Returning a stream from File.OpenRead()

Solution 1:

You forgot to seek:

str.CopyTo(data);
data.Seek(0, SeekOrigin.Begin); // <-- missing line
byte[] buf = new byte[data.Length];
data.Read(buf, 0, buf.Length);

Solution 2:

Options:

• Use data.Seek as suggested by ken2k

• Use the somewhat simpler Position property:

  data.Position = 0;
  

• Use the ToArray call in MemoryStream to make your life simpler to start with:

  byte[] buf = data.ToArray();
  

The third option would be my preferred approach.

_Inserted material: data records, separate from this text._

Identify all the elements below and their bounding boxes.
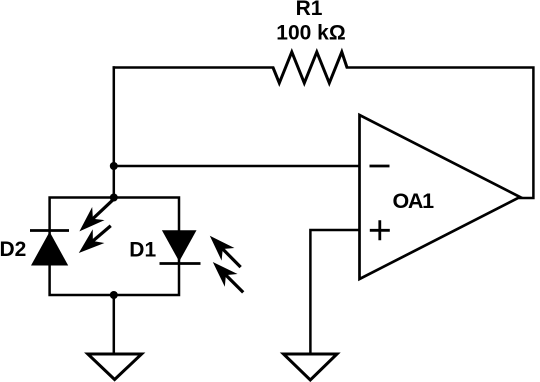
svg-text:R1: R1 (296, 0, 323, 20)
svg-text:100 kΩ: 100 kΩ (276, 22, 345, 45)
svg-text:D2: D2 (0, 238, 26, 261)
svg-text:OA1: OA1 (393, 189, 435, 213)
svg-text:D1: D1 (129, 238, 156, 261)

Note that you should have a using statement to close the file stream automatically (and optionally for the MemoryStream), and I'd add a using directive for System.IO to make your code cleaner:

byte[] buf;
using (MemoryStream data = new MemoryStream())
{
    using (Stream file = TestStream())
    {
        file.CopyTo(data);
        buf = data.ToArray();
    }
}

// Use buf

You might also want to create an extension method on Stream to do this for you in one place, e.g.

public static byte[] CopyToArray(this Stream input)
{
    using (MemoryStream memoryStream = new MemoryStream())
    {
        input.CopyTo(memoryStream);
        return memoryStream.ToArray();
    }
}

Note that this doesn't close the input stream.